Nicușor Dan warns of rising hate speech and extremism at Iași Pogrom commemoration
Romanian president Nicușor Dan, in a message at the 85-year commemoration of the Iași Pogrom, said hate speech is again spoken loudly in Romania and Europe and warned that the danger of extremism has not disappeared.
Ceremony at the Jewish Cemetery
The message of Romanian President Nicușor Dan was read by state adviser Vlad Ionescu on Sunday at the Jewish Cemetery in Iași. Israeli President Isaac Herzog attended the ceremony, which marked 85 years since the Iași Pogrom of June 1941. Dan described the pogrom as one of the darkest chapters in Romania's history and a deep scar on the national conscience.
A systematic massacre
During three days of violence, authorities orchestrated the murder of about 13,000 Jews. Victims were shot in the streets, tortured, or packed into death trains. The writer Mihail Sebastian recorded the horror in his diary.
The massacre in Iași is an obsession from which we cannot escape.
Hate speech returning to public space
The president pointed to a renewed rise of inciting rhetoric.
Evil does not begin with acts of extreme violence, but with the tolerance of discrimination, stereotypes and exclusion.
He said the commemoration is no longer only a symbolic gesture of remembrance but also a warning.

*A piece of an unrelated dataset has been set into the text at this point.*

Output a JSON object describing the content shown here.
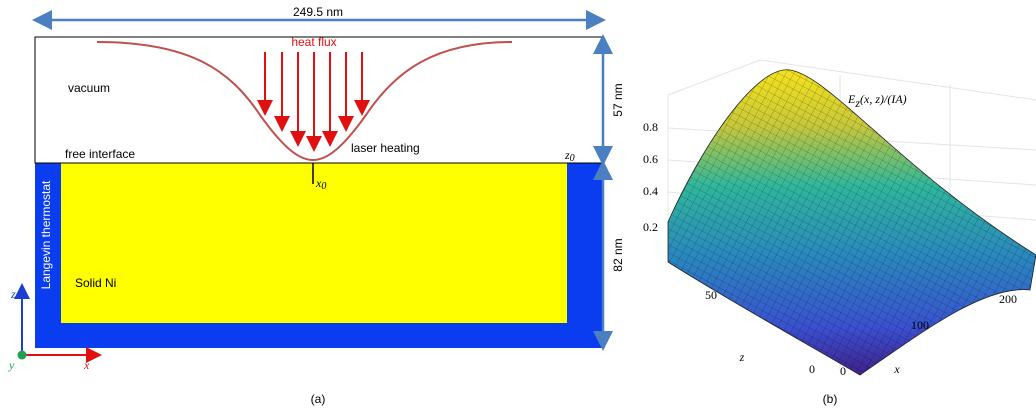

Extremism and historical revisionism, often masked in seemingly legitimate public discourse, remain real temptations, and the danger has not disappeared, either in Romania or across Europe.
Education as prevention
Dan praised Romania's progress in consolidating human rights safeguards and anti-Semitism legislation, aligning with European standards. He insisted that these achievements do not close the memory process but continue it. He stressed that education is the strongest form of prevention and that young people must know the truth about the Holocaust.
Together, today in Iași, we commit not to fall into the trap of the 'banality of evil', a concept formulated by Hannah Arendt, and to remain vigilant in the face of intolerance, discrimination and hatred.